The bronze statue, designed by Baxter Miller, a prominent military sculptor based in the IE, will be a life-size figure of a buffalo soldier on a horse. The memorial will include informative panels on the history of the soldiers, including a model diorama of the evolution of the Buffalo Soldiers' uniforms. IEBSHA invites veterans and the general public to contribute original words for the plaque that will accompany the statue.

The 1.5 to 2 million dollar cost of the memorial-funded exclusively by private donation, with no federal funding-remains the biggest challenge for IEBSHA. Several fundraising events--a musical, a Black tie event, a ladies tea, and a buffet breakfast-are slated for Fall. A memorial endowment program has been set up at the Riverside National Cemetery and is now accepting public donations.
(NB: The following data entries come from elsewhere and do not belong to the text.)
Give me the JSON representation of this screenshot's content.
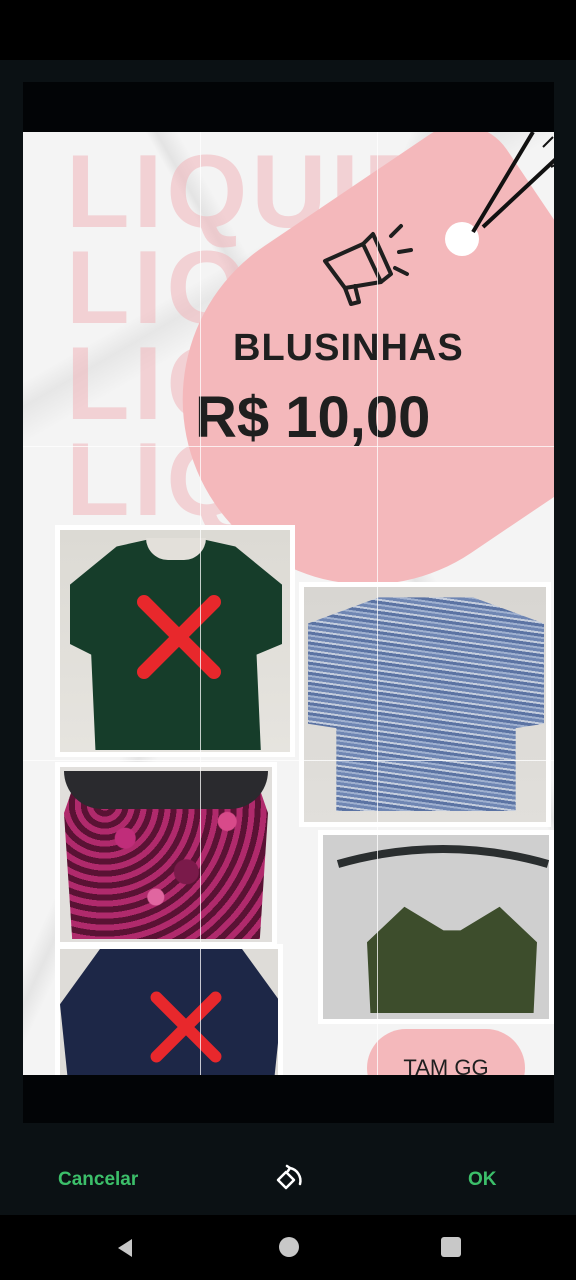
{
  "poster": {
    "background_word": "LIQUIDA",
    "title": "BLUSINHAS",
    "price": "R$ 10,00",
    "size_label": "TAM GG"
  },
  "editor": {
    "cancel_label": "Cancelar",
    "ok_label": "OK"
  },
  "colors": {
    "accent_green": "#3cbf6a",
    "tag_pink": "#f4b8bb",
    "x_mark_red": "#e8282c"
  },
  "icons": {
    "rotate": "rotate-icon",
    "megaphone": "megaphone-icon",
    "nav_back": "back-triangle-icon",
    "nav_home": "home-circle-icon",
    "nav_recent": "recent-square-icon"
  }
}
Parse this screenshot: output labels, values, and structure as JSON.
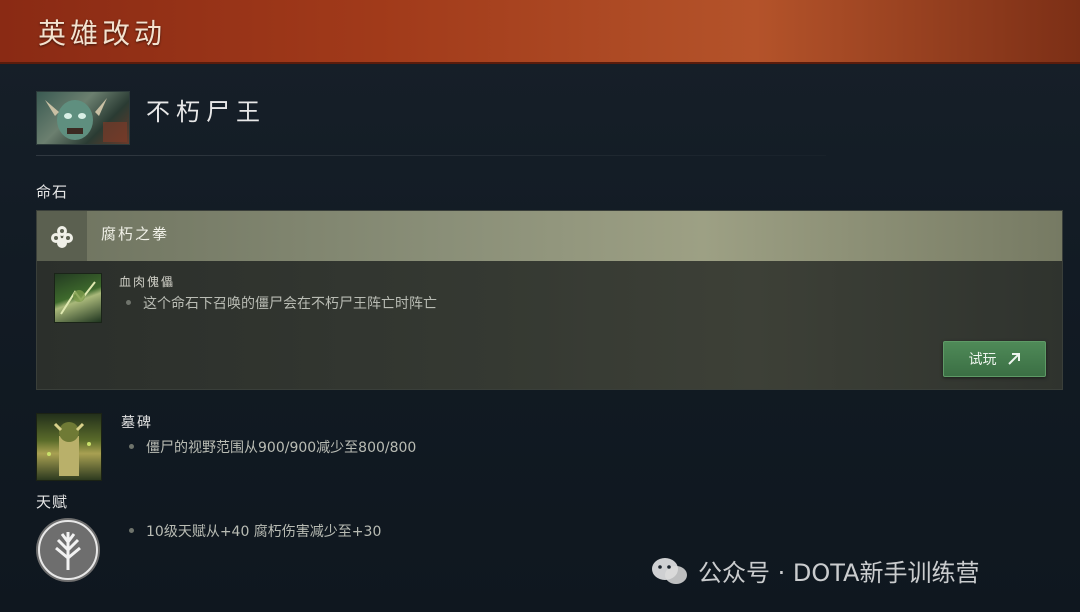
{
  "header": {
    "title": "英雄改动"
  },
  "hero": {
    "name": "不朽尸王",
    "portrait_icon": "undying-portrait"
  },
  "sections": {
    "facet_label": "命石",
    "talent_label": "天赋"
  },
  "facet": {
    "name": "腐朽之拳",
    "icon": "facet-cluster-icon",
    "ability": {
      "name": "血肉傀儡",
      "icon": "flesh-golem-icon",
      "bullets": [
        "这个命石下召唤的僵尸会在不朽尸王阵亡时阵亡"
      ]
    },
    "try_button": {
      "label": "试玩",
      "icon": "arrow-up-right-icon"
    }
  },
  "tombstone": {
    "name": "墓碑",
    "icon": "tombstone-icon",
    "bullets": [
      "僵尸的视野范围从900/900减少至800/800"
    ]
  },
  "talent": {
    "icon": "talent-tree-icon",
    "bullets": [
      "10级天赋从+40 腐朽伤害减少至+30"
    ]
  },
  "watermark": {
    "text": "公众号 · DOTA新手训练营",
    "icon": "wechat-icon"
  },
  "colors": {
    "header": "#a13a1a",
    "button": "#437a4c"
  }
}
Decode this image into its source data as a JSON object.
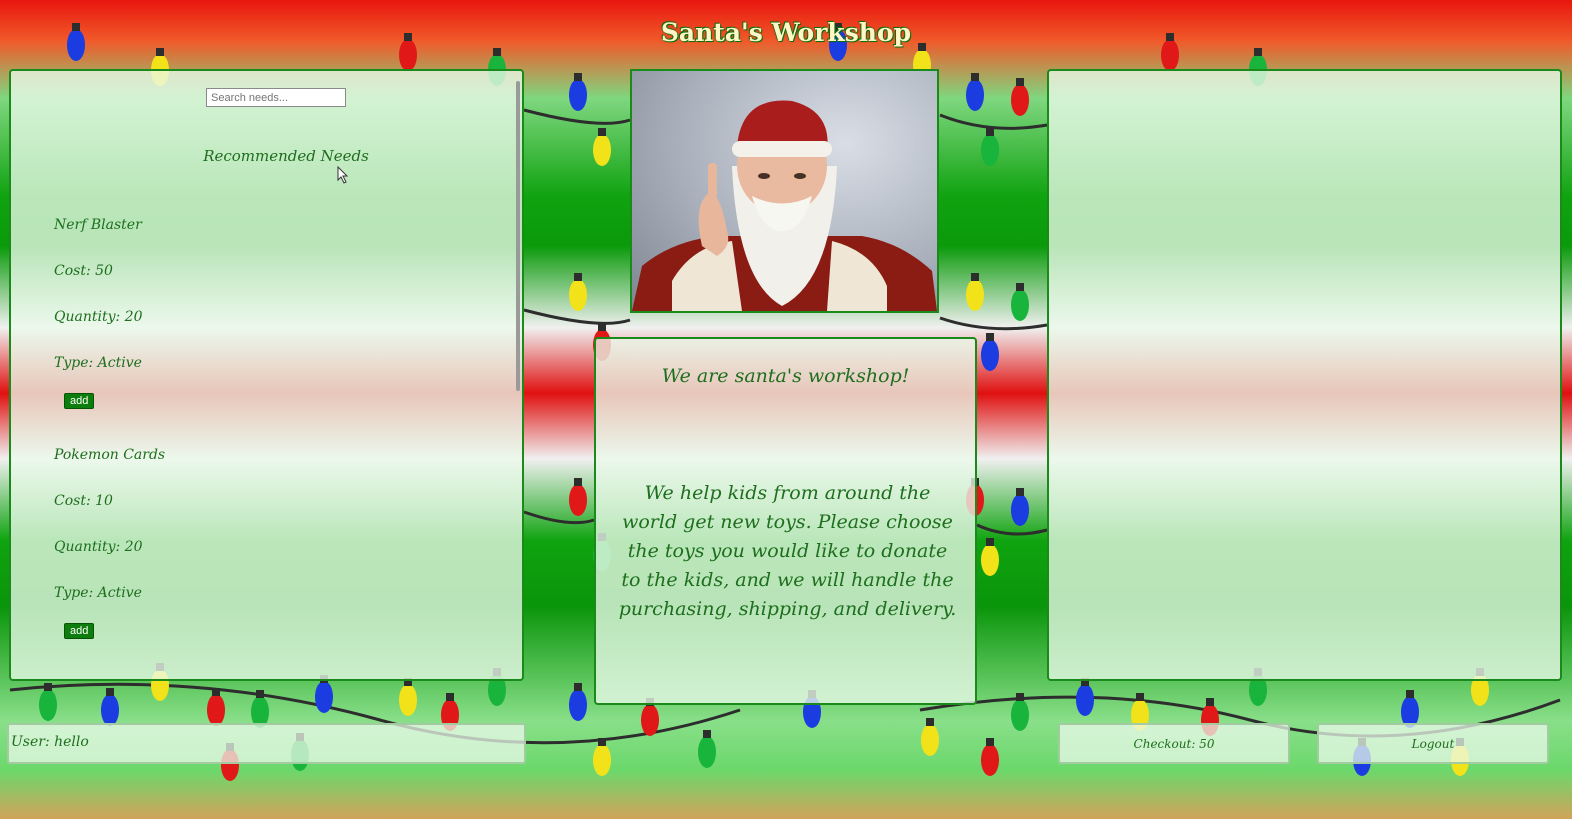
{
  "page": {
    "title": "Santa's Workshop"
  },
  "search": {
    "placeholder": "Search needs..."
  },
  "recommended": {
    "heading": "Recommended Needs",
    "items": [
      {
        "name": "Nerf Blaster",
        "cost": "Cost: 50",
        "quantity": "Quantity: 20",
        "type": "Type: Active",
        "add_label": "add"
      },
      {
        "name": "Pokemon Cards",
        "cost": "Cost: 10",
        "quantity": "Quantity: 20",
        "type": "Type: Active",
        "add_label": "add"
      }
    ]
  },
  "info": {
    "heading": "We are santa's workshop!",
    "body": "We help kids from around the world get new toys. Please choose the toys you would like to donate to the kids, and we will handle the purchasing, shipping, and delivery."
  },
  "footer": {
    "user": "User: hello",
    "checkout": "Checkout: 50",
    "logout": "Logout"
  },
  "colors": {
    "accent_green": "#1d6e1d",
    "button_green": "#0d7d0d",
    "title_text": "#fff6c8"
  }
}
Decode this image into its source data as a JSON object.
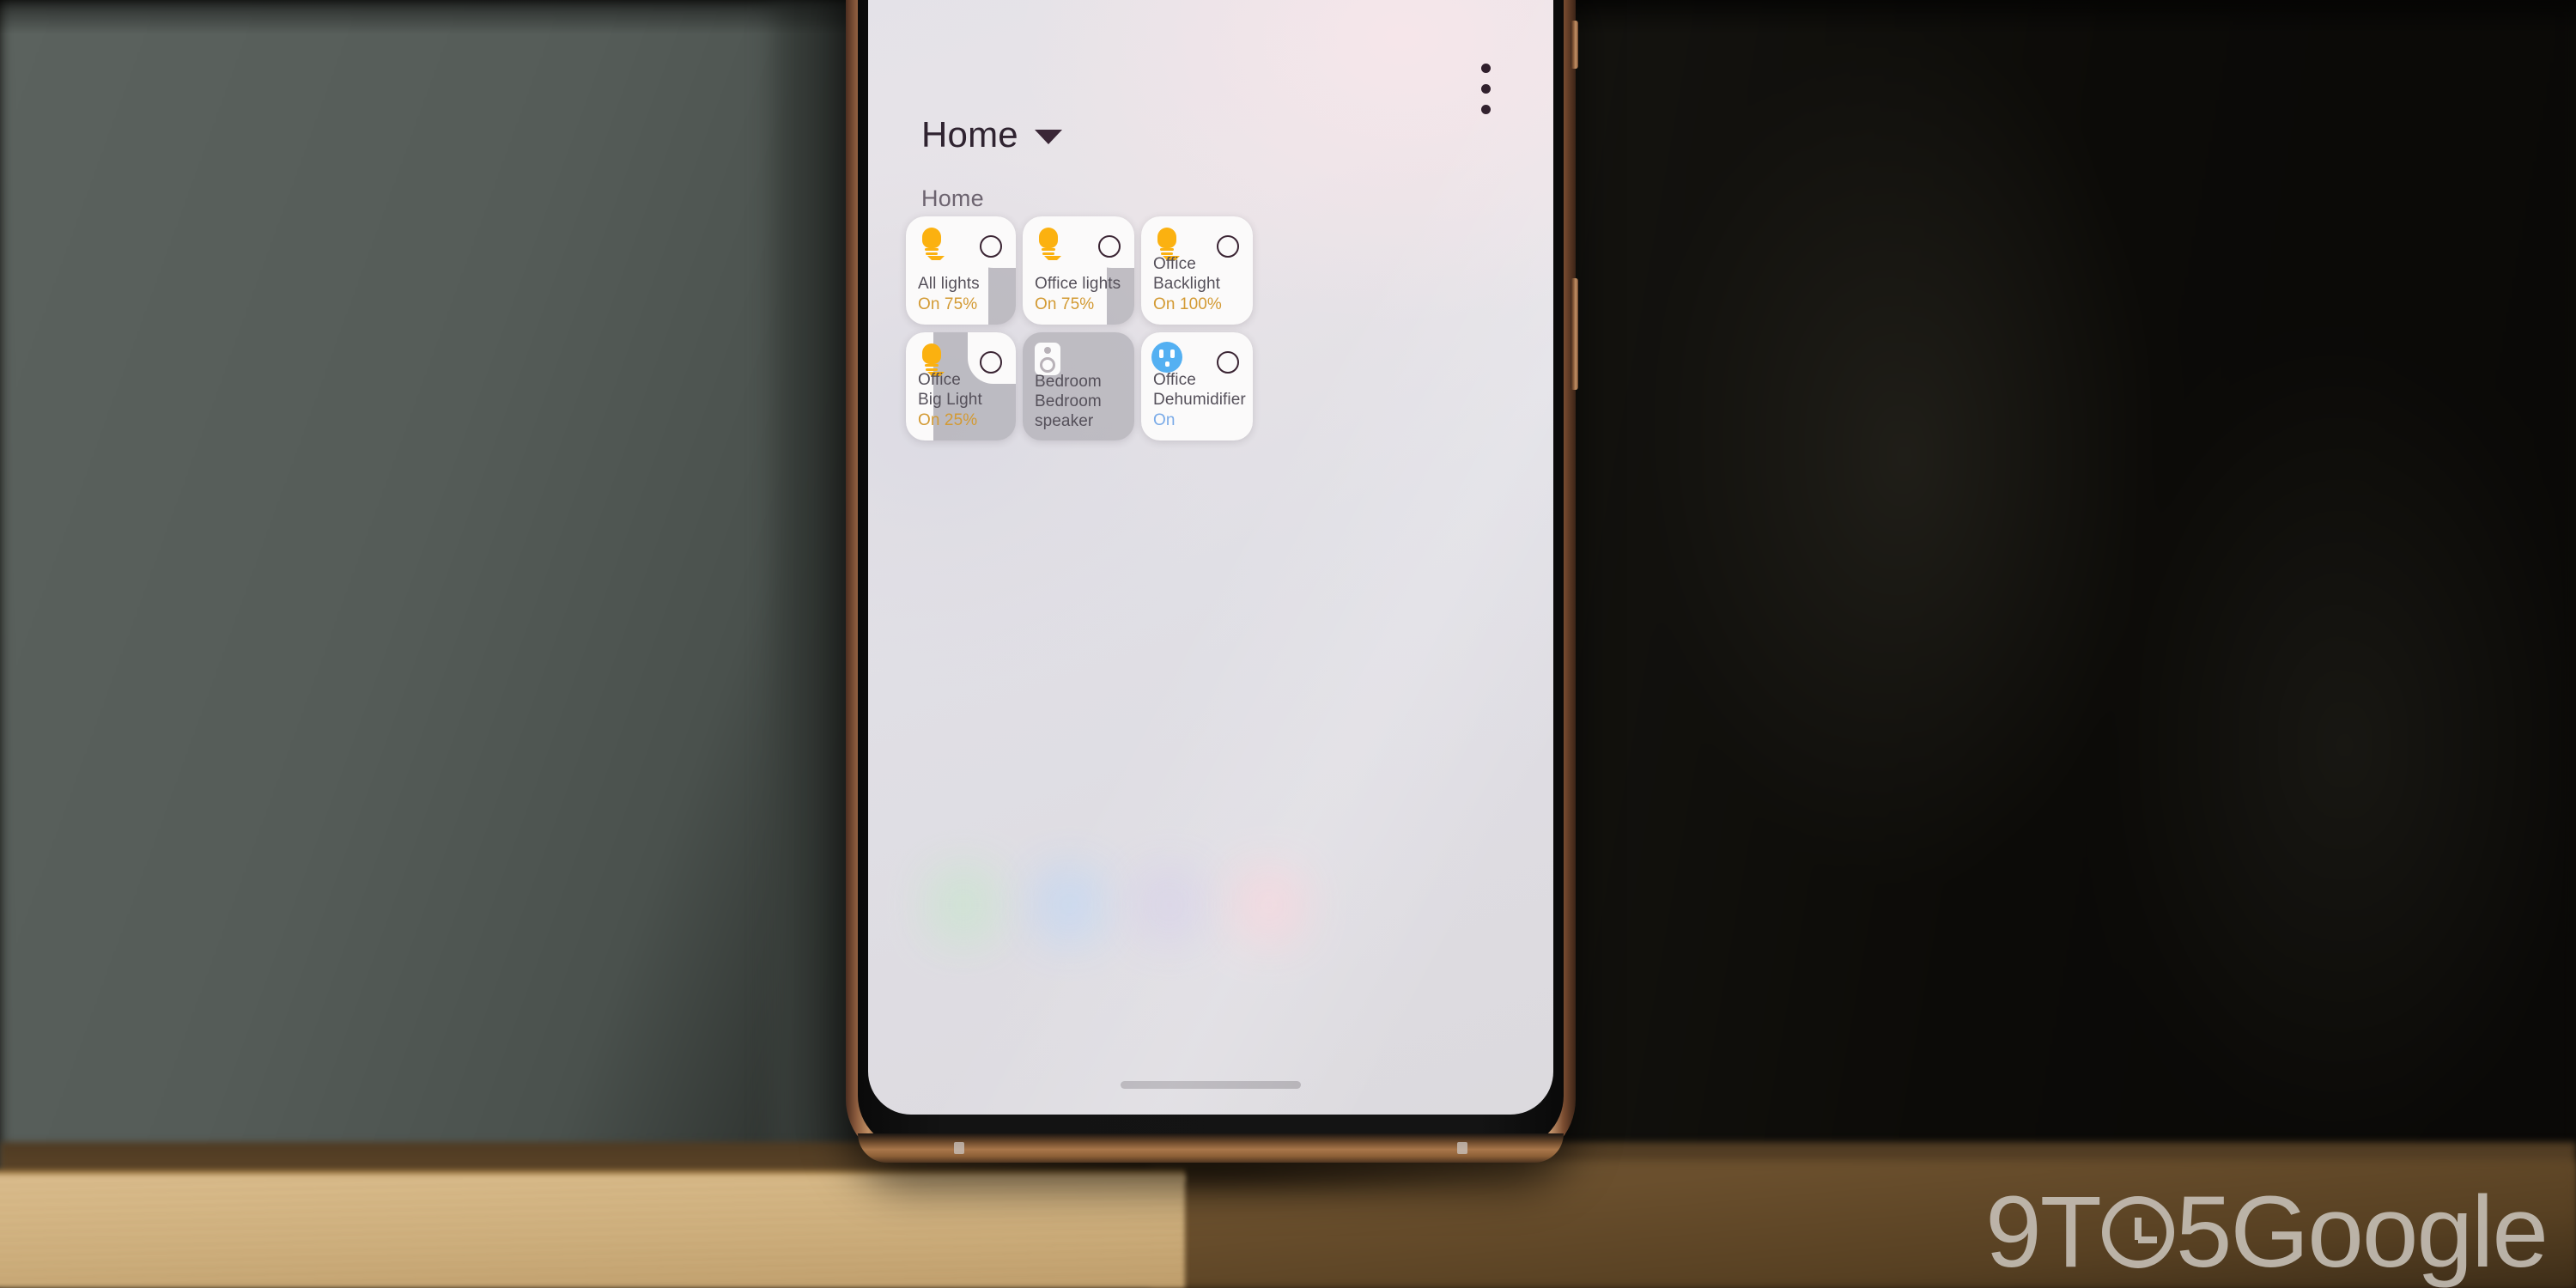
{
  "photo": {
    "watermark": {
      "before": "9T",
      "clock_icon": "clock-icon",
      "after": "5Google"
    }
  },
  "app": {
    "overflow_menu": {
      "icon": "more-vertical-icon",
      "label": "More options"
    },
    "header": {
      "title": "Home",
      "dropdown_icon": "caret-down-icon"
    },
    "section_label": "Home",
    "cards": [
      {
        "name": "All lights",
        "status": "On 75%",
        "status_color": "#d39a33",
        "icon": "lightbulb-icon",
        "toggle_icon": "toggle-circle-icon",
        "fill_percent": 75,
        "state": "on"
      },
      {
        "name": "Office lights",
        "status": "On 75%",
        "status_color": "#d39a33",
        "icon": "lightbulb-icon",
        "toggle_icon": "toggle-circle-icon",
        "fill_percent": 75,
        "state": "on"
      },
      {
        "name": "Office\nBacklight",
        "name_line1": "Office",
        "name_line2": "Backlight",
        "status": "On 100%",
        "status_color": "#d39a33",
        "icon": "lightbulb-icon",
        "toggle_icon": "toggle-circle-icon",
        "fill_percent": 100,
        "state": "on"
      },
      {
        "name_line1": "Office",
        "name_line2": "Big Light",
        "status": "On 25%",
        "status_color": "#d39a33",
        "icon": "lightbulb-icon",
        "toggle_icon": "toggle-circle-icon",
        "fill_percent": 25,
        "state": "on"
      },
      {
        "name_line1": "Bedroom",
        "name_line2": "Bedroom speaker",
        "status": "",
        "status_color": "",
        "icon": "speaker-icon",
        "toggle_icon": "",
        "fill_percent": 0,
        "state": "idle"
      },
      {
        "name_line1": "Office",
        "name_line2": "Dehumidifier",
        "status": "On",
        "status_color": "#7aabe8",
        "icon": "power-outlet-icon",
        "toggle_icon": "toggle-circle-icon",
        "fill_percent": 100,
        "state": "on"
      }
    ],
    "dock_icons": [
      "app-icon-green",
      "app-icon-blue",
      "app-icon-lavender",
      "app-icon-pink"
    ],
    "gesture_bar": "home-gesture-bar"
  },
  "colors": {
    "amber": "#fbb110",
    "outlet_blue": "#54b0f2",
    "card_track": "#a8a6ac",
    "card_fill": "#fbfafa",
    "toggle_outline": "#3a2433"
  }
}
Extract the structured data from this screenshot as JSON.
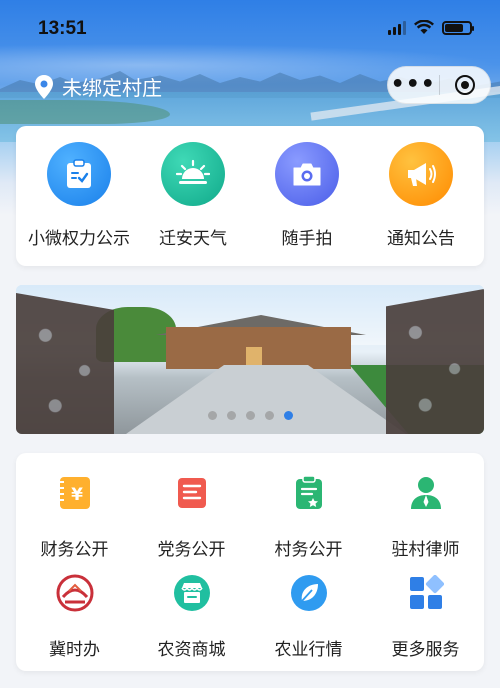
{
  "status_bar": {
    "time": "13:51"
  },
  "location": {
    "label": "未绑定村庄",
    "icon": "location-pin-icon"
  },
  "capsule": {
    "more_label": "•••",
    "more_icon": "more-dots-icon",
    "close_icon": "target-close-icon"
  },
  "quick_entries": [
    {
      "label": "小微权力公示",
      "icon": "clipboard-check-icon",
      "color": "#2c8ef0"
    },
    {
      "label": "迁安天气",
      "icon": "sun-weather-icon",
      "color": "#16b99a"
    },
    {
      "label": "随手拍",
      "icon": "camera-icon",
      "color": "#5a6cf0"
    },
    {
      "label": "通知公告",
      "icon": "megaphone-icon",
      "color": "#ff9a10"
    }
  ],
  "banner": {
    "image": "village-courtyard-photo",
    "slide_count": 5,
    "active_slide": 5
  },
  "services": [
    {
      "label": "财务公开",
      "icon": "finance-yuan-icon",
      "color": "#ffa726"
    },
    {
      "label": "党务公开",
      "icon": "party-document-icon",
      "color": "#f05a4f"
    },
    {
      "label": "村务公开",
      "icon": "village-document-icon",
      "color": "#2bb673"
    },
    {
      "label": "驻村律师",
      "icon": "lawyer-person-icon",
      "color": "#2bb673"
    },
    {
      "label": "冀时办",
      "icon": "jishiban-logo-icon",
      "color": "#c9303a"
    },
    {
      "label": "农资商城",
      "icon": "store-icon",
      "color": "#20bfa0"
    },
    {
      "label": "农业行情",
      "icon": "leaf-market-icon",
      "color": "#2f9bf0"
    },
    {
      "label": "更多服务",
      "icon": "grid-more-icon",
      "color": "#2f7fe6"
    }
  ]
}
Yolonda Williams invites the Inland Empire community to join IEBSHA in memorializing the Buffalo Soldiers by becoming a member or contributing a tax-deductible donation. "We're looking for supporters--the general public and businesses are all welcome, for contributions, sponsorship, or donation of services," said Williams.

The organization conducts meetings, open to the public, every 4th Tuesday at Caesar Chavez library in the city of Perris from 3 to 4 pm.